Acadêmicos do Tatuapé
A escola levou precisos 2.761 componentes para homenagear a cidade de Atibaia, no interior de São Paulo. Em clima de roça, apresentou no Sambódromo referências da culinária ao turismo da cidade. Em uma das alas, exibiu 60 bonecos de personagens como Cebolinha e Pato Donald, típicos do carnaval local.
Outro carro lembrou a tradição na produção de flores. Atibaia representa cerca de 25% das flores produzidas no País e teve um carro alegórico dedicado ao tema. Durante o desfile, integrantes do setor de Harmonia borrifavam perfume para cima.
Sem entrar em polêmicas, a apresentação transcorreu com calma e a escola cruzou a linha de chegada aos 61 minutos. Ainda assim, integrantes reclamaram de ter entrado na pista atrasado, uma vez que a Tatuapé estava programada para se apresentar ainda à noite, mas amanheceu no meio do desfile.
Império de Casa Verde
A escola da zona norte foi outra a se esquivar dos enredos politizados. A escola entrou já de manhã e trouxe o enredo Marhaba Lubnãn, homenageando o Líbano e a comunidade libanesa no Brasil. A tricampeã no carnaval paulistano não pareceu se importar com a hora de atraso e trouxe um desfile forte para o sambódromo.
Com alegorias brilhantes e bastante luxo e movimento, a escola mostrou tradições da cultura libaensa, referências ao deserto e até sarcófagos giratórios num dos carros alegóricos.
A escola ainda enfrentou chuva mais para o fim do desfile, que não atrapalhou a evolução. “Foi para lavar a alma do atraso”, comentou um dos integrantes. A Império de Casa Verde cruzou o fim da avenida aos 62 minutos de desfile com muita comemoração das equipes com a conclusão.
X-9 Paulistana
Última escola do primeiro dia de desfiles, a X-9 encarou pista molhada, mas já sem chuva. Sob enredo bem brasileiro, chamado “Batuques Para um Rei Coroado”, levou para avenida fantasias ornadas com tambores, pandeiros e toda sorte de instrumento de percussão. A licença poética ficou por conta da bateria, fantasiada de coração: o mais importante dos batuques.

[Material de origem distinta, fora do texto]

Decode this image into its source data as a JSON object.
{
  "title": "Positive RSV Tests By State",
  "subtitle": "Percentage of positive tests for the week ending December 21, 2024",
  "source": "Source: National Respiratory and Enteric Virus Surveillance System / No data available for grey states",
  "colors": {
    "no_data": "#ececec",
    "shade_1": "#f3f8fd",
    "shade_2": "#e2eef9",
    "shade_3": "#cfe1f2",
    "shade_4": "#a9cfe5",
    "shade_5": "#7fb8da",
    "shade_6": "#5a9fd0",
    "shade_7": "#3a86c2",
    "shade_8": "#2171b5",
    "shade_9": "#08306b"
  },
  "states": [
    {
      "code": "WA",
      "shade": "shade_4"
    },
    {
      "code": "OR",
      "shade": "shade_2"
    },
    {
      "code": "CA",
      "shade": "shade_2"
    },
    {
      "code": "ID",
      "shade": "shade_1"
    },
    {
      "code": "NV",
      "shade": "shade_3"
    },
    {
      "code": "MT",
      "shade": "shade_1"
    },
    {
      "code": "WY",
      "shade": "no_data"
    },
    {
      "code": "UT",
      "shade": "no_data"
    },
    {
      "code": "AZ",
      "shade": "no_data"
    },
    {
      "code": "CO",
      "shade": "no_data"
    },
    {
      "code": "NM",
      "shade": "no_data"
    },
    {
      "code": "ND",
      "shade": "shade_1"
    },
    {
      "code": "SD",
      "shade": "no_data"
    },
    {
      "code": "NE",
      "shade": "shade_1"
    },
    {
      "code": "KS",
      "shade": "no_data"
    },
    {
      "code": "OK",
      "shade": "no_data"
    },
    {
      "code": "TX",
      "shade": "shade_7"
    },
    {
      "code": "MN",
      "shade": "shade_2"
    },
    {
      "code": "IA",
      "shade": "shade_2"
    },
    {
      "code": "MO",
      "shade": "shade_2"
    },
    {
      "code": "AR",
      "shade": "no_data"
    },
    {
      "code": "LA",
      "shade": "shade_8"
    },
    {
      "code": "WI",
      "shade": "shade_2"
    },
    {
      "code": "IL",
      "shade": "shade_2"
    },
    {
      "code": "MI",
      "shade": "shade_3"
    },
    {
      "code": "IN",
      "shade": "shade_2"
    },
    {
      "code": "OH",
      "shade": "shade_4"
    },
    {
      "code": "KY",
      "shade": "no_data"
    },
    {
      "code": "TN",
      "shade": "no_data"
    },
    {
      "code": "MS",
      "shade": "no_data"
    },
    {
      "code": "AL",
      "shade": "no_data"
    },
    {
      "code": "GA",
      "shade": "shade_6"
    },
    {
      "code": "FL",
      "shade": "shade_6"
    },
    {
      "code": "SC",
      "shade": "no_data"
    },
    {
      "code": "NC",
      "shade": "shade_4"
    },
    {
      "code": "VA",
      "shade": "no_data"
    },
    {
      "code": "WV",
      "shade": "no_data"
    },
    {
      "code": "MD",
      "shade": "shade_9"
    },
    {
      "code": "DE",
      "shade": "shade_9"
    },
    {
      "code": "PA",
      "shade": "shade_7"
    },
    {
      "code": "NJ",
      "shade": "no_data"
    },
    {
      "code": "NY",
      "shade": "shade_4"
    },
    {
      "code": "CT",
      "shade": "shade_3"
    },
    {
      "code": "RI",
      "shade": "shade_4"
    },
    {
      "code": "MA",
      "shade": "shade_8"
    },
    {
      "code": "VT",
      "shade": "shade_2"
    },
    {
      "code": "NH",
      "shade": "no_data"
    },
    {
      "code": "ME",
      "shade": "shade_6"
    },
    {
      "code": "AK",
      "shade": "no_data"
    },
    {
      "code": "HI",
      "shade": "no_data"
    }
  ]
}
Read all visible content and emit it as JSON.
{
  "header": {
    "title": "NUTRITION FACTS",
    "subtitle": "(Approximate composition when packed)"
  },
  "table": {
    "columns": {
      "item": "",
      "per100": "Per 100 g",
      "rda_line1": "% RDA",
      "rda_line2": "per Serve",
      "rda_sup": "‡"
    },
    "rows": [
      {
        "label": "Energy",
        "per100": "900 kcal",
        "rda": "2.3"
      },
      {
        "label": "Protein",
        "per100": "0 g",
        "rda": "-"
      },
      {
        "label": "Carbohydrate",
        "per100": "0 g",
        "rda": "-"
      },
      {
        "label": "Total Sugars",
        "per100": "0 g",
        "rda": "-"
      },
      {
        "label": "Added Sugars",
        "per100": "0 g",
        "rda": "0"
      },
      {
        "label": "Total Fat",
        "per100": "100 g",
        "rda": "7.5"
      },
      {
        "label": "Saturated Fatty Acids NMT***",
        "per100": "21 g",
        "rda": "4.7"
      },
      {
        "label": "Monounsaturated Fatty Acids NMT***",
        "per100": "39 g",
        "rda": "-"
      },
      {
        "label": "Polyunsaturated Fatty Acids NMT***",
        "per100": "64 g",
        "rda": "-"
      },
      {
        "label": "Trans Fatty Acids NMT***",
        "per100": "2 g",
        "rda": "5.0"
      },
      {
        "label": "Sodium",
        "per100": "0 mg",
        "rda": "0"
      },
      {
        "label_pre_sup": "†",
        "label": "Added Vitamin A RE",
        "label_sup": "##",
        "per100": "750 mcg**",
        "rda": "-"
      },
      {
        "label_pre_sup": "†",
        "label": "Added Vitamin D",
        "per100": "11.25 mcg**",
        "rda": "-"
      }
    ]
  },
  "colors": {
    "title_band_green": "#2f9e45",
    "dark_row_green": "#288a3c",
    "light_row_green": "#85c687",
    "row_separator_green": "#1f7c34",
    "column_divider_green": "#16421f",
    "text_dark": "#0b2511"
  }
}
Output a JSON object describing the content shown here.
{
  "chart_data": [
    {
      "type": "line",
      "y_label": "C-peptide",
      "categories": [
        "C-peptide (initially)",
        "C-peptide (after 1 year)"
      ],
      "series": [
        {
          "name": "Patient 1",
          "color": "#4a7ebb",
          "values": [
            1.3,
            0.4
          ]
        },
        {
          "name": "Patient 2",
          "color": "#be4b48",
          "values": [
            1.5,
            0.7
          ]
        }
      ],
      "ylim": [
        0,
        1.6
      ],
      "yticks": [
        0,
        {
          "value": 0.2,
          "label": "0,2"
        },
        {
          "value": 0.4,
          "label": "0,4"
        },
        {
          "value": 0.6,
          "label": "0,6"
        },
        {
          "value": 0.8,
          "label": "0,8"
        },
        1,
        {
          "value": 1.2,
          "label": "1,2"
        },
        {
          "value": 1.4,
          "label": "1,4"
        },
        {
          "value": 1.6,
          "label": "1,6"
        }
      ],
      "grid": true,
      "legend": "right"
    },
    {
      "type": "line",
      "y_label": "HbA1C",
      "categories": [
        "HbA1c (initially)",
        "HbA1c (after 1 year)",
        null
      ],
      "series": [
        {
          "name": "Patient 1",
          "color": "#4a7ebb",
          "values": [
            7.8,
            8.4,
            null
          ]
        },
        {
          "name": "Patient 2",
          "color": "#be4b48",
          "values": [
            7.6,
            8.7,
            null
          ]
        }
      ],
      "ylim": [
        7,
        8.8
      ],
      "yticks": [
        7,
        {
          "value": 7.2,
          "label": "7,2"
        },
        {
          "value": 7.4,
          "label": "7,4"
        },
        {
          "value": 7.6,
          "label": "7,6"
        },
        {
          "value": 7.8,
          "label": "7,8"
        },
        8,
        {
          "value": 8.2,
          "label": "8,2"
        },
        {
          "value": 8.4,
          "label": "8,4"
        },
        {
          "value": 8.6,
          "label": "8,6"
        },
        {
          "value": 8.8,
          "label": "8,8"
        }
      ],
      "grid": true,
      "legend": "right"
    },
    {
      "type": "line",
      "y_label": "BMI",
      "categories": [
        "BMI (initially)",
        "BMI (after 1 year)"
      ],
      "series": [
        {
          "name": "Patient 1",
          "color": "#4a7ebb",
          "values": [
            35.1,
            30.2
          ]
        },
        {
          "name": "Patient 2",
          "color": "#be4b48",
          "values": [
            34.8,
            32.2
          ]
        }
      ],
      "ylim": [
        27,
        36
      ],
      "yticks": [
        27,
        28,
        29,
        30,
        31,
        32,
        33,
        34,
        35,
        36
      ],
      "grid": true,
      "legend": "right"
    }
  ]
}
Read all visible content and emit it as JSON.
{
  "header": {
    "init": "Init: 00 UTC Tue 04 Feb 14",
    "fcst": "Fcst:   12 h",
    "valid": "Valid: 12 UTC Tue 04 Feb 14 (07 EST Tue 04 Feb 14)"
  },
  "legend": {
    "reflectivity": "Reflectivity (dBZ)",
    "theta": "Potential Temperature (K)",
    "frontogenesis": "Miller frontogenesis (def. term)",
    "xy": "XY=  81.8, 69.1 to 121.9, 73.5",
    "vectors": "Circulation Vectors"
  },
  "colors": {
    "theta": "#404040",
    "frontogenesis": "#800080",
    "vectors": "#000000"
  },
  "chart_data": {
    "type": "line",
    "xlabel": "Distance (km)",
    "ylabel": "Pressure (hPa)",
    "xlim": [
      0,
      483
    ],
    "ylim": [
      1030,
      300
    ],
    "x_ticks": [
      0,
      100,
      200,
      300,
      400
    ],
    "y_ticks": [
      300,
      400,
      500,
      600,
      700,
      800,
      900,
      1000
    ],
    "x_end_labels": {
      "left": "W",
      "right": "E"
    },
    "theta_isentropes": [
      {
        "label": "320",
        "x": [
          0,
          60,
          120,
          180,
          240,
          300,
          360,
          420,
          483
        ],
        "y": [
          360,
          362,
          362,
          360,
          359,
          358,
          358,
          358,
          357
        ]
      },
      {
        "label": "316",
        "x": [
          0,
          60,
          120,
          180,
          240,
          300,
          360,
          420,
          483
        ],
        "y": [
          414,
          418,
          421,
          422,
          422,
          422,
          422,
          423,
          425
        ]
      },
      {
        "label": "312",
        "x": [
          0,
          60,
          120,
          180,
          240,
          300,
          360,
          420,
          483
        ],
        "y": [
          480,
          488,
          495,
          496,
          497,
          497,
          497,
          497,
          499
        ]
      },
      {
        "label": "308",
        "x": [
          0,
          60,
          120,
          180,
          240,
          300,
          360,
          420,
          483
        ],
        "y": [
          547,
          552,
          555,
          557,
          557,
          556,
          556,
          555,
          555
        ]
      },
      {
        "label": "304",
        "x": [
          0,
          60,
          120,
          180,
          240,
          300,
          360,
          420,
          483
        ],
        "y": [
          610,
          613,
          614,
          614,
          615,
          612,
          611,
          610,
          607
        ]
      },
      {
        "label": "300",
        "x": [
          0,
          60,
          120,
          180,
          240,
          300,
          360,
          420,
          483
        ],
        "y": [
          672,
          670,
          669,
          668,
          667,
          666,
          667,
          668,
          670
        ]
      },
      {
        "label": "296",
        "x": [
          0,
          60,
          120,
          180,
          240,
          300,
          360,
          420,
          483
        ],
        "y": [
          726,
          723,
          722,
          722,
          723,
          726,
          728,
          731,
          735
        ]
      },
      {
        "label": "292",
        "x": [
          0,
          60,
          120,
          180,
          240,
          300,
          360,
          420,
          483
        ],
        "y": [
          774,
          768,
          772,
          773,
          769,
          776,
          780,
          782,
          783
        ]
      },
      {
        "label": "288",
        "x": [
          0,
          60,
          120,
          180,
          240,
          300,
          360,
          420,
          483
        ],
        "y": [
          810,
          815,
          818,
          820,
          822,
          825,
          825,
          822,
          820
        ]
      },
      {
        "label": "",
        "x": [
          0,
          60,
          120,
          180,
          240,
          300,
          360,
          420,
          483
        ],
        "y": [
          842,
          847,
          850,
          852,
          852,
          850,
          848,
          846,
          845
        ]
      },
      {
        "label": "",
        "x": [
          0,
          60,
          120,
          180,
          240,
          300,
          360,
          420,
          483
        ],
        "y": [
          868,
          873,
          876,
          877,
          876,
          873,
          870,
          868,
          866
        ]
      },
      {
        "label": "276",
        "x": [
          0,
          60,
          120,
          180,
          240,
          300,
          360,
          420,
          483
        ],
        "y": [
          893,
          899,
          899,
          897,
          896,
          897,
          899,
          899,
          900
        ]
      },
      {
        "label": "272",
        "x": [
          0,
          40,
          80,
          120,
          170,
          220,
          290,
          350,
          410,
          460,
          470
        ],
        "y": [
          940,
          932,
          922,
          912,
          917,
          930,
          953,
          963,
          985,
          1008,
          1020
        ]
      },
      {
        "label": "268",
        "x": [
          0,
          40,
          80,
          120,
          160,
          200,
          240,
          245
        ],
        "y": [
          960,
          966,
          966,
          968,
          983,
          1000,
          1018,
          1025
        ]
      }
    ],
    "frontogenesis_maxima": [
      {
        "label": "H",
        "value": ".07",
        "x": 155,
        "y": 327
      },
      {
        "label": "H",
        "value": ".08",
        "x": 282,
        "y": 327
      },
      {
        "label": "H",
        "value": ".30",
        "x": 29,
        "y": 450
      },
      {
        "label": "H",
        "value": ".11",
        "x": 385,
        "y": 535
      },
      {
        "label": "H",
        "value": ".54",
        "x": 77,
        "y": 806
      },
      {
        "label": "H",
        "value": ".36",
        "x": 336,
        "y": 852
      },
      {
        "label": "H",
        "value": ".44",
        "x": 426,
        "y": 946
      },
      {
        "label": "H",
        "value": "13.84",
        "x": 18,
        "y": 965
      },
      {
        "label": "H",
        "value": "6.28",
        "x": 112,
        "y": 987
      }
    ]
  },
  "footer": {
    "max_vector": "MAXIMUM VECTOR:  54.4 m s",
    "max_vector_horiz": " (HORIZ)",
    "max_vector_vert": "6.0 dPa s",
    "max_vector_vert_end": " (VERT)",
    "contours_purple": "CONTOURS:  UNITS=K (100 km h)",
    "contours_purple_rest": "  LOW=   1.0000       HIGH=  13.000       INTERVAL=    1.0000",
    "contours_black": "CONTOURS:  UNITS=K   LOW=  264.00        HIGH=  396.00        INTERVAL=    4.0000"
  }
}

A escola esbanjou colorido nos adereços e apresentou carros alegóricos rico em detalhes, usando ladrilhos, espelhos e até vasos de planta. Por causa do avançado da hora, o Anhembi já estava esvaziado. O público que ficou para conferir, no entanto, se emocionou.
Uma das alegorias apresentou problemas durante a passagem da X-9. O carro, composto de duas partes, se separou e precisou ser manobrado com cuidado e força extra das equipes responsáveis. A escola encerrou desfile com 63 minutos de avenida.